Book Review: Capitalism’s Conscience: 200 Years of the Guardian edited by Des Freedman

1 comment | 211 shares

Estimated reading time: 7 minutes

Vaios Papanagnou

July 17th, 2021

Book Review: Capitalism’s Conscience: 200 Years of the Guardian edited by Des Freedman

1 comment | 211 shares

Estimated reading time: 7 minutes

In Capitalism’s Conscience: 200 Years of the Guardian, editor Des Freedman brings together contributors on the newspaper’s bicentenary to offer a critical look at its recent and remote past, focusing particularly on its liberal values, institutional continuity and its political position. In exploring the paper’s ambivalent relationship with capitalism and the political Left, the book offers a forceful intervention in current debates within British progressive politics, writes Vaios Papanagnou.
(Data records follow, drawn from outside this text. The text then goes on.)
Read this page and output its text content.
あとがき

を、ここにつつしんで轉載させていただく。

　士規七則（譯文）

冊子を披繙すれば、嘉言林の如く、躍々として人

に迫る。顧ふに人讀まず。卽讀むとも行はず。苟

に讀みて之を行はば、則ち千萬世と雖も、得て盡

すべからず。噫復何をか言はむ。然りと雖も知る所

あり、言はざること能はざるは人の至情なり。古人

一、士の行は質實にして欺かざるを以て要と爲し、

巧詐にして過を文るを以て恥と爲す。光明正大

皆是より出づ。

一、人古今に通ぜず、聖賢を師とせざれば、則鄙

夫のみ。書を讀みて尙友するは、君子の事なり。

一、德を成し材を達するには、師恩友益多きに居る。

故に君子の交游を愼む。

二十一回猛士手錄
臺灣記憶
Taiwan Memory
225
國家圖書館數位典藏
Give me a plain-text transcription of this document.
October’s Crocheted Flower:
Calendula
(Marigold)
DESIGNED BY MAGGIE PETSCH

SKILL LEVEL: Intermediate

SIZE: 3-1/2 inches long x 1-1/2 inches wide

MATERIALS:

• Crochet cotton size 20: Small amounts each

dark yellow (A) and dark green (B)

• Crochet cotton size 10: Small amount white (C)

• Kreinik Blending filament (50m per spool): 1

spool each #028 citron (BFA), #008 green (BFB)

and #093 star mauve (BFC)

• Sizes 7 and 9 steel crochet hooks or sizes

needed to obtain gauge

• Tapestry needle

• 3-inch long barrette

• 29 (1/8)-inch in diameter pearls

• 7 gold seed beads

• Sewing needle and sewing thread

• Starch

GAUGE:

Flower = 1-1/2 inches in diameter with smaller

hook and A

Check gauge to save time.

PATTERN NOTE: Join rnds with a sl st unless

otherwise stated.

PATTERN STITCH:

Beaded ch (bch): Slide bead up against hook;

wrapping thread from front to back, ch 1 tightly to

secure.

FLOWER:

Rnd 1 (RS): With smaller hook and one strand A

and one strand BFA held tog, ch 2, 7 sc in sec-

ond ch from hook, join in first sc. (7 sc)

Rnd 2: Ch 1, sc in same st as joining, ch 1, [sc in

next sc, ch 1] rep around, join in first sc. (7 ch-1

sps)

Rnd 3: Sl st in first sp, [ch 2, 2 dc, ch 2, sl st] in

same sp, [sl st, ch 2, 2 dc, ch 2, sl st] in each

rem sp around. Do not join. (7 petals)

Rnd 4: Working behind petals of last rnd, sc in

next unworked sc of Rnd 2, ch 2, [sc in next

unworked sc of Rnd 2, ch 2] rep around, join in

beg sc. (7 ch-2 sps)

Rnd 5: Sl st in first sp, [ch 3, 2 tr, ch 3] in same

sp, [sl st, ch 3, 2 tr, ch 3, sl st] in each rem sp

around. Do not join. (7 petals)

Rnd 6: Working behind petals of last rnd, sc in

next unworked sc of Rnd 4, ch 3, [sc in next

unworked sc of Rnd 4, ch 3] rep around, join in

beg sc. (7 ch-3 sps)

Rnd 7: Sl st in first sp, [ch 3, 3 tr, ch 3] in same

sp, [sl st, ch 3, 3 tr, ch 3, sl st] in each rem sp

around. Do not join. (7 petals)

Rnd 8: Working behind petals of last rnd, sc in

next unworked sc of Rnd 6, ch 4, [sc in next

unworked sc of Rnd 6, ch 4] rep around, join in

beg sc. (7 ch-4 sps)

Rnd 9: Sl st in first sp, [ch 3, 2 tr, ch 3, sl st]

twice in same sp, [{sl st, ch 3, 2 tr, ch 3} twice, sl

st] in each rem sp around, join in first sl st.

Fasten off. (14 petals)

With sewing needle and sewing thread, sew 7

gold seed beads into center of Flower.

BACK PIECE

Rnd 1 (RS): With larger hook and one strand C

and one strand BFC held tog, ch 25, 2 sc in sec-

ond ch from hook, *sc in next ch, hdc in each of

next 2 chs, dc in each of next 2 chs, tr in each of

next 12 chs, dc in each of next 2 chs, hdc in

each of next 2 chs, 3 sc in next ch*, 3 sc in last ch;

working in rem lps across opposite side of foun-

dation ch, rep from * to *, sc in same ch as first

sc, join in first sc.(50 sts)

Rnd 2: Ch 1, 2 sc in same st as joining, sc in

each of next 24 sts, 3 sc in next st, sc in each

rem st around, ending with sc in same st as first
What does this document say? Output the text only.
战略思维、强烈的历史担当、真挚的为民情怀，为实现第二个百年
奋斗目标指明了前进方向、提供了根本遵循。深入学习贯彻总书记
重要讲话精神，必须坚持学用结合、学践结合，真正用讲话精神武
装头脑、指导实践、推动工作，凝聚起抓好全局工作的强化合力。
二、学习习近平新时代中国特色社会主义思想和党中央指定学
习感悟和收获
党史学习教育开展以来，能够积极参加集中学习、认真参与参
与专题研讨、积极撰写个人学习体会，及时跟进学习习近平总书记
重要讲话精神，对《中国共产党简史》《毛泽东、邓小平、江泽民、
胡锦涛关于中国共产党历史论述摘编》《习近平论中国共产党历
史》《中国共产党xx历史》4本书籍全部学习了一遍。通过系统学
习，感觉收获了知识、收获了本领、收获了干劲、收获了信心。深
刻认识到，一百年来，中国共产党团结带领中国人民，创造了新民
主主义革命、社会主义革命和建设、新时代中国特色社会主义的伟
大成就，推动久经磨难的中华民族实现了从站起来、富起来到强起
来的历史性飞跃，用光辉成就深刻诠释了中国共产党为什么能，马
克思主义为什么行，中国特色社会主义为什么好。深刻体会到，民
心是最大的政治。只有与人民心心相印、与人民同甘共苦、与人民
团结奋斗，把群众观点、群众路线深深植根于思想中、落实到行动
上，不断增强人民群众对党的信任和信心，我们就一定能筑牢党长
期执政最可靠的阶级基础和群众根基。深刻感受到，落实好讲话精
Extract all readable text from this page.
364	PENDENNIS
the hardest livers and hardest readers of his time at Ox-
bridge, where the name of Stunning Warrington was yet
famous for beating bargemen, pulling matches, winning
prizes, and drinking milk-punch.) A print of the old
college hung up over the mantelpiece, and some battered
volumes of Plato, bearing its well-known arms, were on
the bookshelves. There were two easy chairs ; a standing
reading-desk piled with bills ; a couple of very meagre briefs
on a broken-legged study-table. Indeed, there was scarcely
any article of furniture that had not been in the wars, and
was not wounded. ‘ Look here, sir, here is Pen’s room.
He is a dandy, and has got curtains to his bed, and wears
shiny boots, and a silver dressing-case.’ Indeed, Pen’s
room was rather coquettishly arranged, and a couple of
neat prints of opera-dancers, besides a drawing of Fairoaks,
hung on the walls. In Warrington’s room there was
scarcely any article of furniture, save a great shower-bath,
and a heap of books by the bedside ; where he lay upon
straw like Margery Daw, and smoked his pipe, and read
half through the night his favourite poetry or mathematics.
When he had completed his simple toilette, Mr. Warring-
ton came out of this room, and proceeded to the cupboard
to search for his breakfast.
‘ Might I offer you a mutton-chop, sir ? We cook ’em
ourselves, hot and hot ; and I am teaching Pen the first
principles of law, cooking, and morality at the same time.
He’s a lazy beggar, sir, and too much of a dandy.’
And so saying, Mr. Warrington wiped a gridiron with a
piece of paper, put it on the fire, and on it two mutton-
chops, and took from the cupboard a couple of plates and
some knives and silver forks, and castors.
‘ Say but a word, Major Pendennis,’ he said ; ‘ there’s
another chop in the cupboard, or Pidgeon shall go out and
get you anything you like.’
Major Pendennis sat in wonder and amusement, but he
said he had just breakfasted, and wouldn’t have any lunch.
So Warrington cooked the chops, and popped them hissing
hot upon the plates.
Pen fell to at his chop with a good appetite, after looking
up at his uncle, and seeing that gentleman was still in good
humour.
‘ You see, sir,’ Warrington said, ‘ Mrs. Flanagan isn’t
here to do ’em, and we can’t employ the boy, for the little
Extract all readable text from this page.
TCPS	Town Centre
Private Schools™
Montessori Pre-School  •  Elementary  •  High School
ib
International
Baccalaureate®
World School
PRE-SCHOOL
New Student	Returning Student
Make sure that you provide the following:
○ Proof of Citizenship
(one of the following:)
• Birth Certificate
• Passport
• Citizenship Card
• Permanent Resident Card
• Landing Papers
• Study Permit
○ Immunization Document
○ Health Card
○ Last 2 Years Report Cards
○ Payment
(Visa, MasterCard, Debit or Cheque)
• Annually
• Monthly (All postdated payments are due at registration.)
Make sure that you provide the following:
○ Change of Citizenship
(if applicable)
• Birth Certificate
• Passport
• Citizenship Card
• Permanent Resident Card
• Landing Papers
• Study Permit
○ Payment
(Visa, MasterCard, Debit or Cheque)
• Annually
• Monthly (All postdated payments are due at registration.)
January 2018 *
This review originally appeared on LSE Review of Books. If you would like to contribute to the series, please contact the managing editor of LSE Review of Books, Dr Rosemary Deller, at lsereviewofbooks@lse.ac.uk


Capitalism’s Conscience: 200 Years of the Guardian. Des Freedman (ed.). Pluto Press. 2021.

With its publication coinciding with the Guardian’s bicentenary, Capitalism’s Conscience offers a critical look at the newspaper’s recent and remote past. The book is an edited collection of fifteen essays: it opens with two chapters that look into the political, cultural and financial foundations of the Guardian. It continues with a series of chapters on the newspaper’s ambivalence when it comes to fostering relations of solidarity; and it ends with several chapters on the past decade, particularly scrutinising the Guardian’s largely hostile stance towards Jeremy Corbyn’s Labour leadership. Together, the various authors launch a critique against the Guardian, attacking three of its key characteristics: its liberal values, its institutional continuity and its centrist politics.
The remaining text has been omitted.